Imbued with wisdom and serenity, Ikkou Teranishi’s workshop is like a living museum. In a bright room, the exhibited kimonos are breathtaking. Incredible fineness of lines, gracious motifs, harmonious colours; each item is unique, exceptional with exemplary finishing.
The Kaga Yuzen art of kimono making was introduced into the region in the early 18th century. It is characterized by an original manufacturing technique. The craftsman (or should we say the artist) successively draws, colours, dyes, steams and washes the silk. This was commonly performed (although rarely nowadays) in water of Kanazawa’s two rivers - the Sai and Asano.
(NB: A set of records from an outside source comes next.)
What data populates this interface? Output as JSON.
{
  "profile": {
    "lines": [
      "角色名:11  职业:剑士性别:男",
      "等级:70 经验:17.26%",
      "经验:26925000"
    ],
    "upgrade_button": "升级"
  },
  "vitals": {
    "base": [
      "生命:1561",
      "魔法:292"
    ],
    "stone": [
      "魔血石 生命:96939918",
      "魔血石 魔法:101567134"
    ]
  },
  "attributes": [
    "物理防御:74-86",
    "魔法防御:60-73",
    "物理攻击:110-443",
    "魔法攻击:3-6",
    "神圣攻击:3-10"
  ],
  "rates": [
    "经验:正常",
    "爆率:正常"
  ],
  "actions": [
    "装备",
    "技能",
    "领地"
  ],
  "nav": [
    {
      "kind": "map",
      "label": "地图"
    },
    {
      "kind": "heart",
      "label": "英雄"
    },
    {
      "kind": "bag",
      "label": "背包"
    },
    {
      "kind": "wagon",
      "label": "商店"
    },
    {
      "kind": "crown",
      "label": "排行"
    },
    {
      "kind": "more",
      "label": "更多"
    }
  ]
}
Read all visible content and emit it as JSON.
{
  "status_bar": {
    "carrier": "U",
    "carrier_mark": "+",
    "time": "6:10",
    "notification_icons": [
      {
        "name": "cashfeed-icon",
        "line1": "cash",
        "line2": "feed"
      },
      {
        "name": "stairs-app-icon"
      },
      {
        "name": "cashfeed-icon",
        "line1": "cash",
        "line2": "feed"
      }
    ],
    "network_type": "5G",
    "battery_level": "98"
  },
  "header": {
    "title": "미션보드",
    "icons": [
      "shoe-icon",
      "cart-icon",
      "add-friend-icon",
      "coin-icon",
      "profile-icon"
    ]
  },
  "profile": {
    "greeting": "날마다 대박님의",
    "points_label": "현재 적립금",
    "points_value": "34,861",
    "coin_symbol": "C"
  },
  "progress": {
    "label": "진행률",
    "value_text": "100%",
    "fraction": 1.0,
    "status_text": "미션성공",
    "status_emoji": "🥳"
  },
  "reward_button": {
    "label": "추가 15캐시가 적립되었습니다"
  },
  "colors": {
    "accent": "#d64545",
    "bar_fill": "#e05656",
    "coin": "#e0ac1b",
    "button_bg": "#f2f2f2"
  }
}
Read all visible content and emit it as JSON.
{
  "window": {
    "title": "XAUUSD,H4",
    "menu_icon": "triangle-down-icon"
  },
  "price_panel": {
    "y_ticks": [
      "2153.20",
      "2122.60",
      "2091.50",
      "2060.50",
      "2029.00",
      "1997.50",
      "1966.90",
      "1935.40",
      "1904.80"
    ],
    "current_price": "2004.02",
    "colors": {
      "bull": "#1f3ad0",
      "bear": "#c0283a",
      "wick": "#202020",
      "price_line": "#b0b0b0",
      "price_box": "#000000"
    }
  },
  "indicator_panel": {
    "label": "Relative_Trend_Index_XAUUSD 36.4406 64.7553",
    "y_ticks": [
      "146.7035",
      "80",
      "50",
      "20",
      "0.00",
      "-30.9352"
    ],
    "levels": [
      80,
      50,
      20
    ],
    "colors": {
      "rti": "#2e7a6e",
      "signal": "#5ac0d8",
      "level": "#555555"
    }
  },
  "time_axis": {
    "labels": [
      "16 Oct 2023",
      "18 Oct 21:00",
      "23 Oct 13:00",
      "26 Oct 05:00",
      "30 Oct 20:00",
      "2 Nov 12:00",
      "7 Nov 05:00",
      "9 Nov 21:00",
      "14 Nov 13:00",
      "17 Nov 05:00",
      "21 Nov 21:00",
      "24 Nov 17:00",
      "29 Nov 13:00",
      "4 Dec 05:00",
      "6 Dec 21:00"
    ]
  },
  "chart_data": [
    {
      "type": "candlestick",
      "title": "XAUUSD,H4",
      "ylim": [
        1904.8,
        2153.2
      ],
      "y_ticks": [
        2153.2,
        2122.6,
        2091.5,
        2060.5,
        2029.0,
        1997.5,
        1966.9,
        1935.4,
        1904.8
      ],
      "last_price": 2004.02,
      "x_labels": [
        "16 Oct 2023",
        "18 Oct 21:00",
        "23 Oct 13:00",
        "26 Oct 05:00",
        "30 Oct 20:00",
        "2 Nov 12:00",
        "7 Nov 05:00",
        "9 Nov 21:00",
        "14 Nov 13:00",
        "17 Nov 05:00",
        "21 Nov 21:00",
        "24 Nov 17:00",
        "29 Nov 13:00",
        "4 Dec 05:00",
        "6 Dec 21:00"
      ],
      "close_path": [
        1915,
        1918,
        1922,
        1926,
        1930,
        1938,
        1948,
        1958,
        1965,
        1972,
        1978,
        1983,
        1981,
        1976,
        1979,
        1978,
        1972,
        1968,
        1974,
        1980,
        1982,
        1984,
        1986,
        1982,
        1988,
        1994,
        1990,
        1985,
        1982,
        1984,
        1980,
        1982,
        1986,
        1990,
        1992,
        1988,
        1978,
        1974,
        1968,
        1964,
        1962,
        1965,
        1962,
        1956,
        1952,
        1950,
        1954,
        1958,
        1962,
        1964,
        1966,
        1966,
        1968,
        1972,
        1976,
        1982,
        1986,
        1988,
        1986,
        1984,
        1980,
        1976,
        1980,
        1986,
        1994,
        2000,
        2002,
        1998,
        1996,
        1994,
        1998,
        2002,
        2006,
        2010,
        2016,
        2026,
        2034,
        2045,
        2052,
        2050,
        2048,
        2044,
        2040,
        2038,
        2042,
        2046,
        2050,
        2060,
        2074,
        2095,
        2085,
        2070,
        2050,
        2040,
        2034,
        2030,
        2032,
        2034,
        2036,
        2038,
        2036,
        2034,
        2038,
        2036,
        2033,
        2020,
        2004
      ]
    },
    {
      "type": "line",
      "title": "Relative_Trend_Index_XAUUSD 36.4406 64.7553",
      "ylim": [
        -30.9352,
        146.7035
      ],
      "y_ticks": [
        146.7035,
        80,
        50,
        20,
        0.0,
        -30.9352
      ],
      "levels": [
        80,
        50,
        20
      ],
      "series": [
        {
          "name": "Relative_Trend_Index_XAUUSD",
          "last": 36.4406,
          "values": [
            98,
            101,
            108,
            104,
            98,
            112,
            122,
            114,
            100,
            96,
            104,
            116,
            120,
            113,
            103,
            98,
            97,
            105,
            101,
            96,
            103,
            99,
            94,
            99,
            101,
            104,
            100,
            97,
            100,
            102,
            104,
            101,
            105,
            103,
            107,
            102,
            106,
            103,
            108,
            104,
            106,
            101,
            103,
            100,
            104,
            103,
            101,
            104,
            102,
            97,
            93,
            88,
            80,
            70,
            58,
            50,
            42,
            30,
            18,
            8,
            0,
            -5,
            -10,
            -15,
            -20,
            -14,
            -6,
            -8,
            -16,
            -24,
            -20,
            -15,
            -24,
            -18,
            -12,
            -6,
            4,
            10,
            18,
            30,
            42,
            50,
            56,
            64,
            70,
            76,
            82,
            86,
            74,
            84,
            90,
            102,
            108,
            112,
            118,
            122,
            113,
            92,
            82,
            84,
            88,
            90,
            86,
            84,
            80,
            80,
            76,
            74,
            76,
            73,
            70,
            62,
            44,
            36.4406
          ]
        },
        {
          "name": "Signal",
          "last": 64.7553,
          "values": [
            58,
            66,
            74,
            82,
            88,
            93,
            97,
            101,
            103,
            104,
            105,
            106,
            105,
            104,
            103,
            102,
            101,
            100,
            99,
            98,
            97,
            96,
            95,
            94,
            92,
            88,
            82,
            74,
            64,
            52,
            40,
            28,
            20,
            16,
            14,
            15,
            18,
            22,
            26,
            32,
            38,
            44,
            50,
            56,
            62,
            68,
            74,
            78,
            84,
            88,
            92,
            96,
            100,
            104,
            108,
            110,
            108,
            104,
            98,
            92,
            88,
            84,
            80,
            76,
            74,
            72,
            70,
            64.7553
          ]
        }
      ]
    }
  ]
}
Kaga Yuzen is also distinguished by its distinctive design, halfway between realism and geometric ornamentation. In the style of a romantic painting it concentrates on reproducing images of traditional Japan: flowers, trees, birds, mountain scenery. Most importantly it strives to create a harmony between the kimono and the person who wears it, expressing a sense of modesty and gentleness which characterises the manners of Japanese social relationships.
£8000 for a Kimono
For all these reasons, the value of a Kanazawa kimono is priceless. It has the same standing as the Kyoto brocades woven using the Nishiki technique and is sought after for weddings and important ceremonies.
Ikkou Teranishi, heir to a dynasty of respected artisans and recipient of several awards, creates no more than four or five kimonos per year. He also manufactures kakemono (strips of silk fabrics that hang on walls) and noren (curtains that hang over doorways). The price of a traditional kimono is equal to the quality of it craftsmanship and costs at least £8000. However some require up to six months of patient work and are worth much more. Approximately two hundred workshops in the area of Kanazawa perpetuate the Kaga Yuzen tradition. They produce little more than 800 to 1 000 kimono products per year, hence the need for customers to order early. As for the tourists, they get an opportunity to dream a little: Ikkou Teranishi allows visiting ladies to try on a kimono and even go out on the town with it!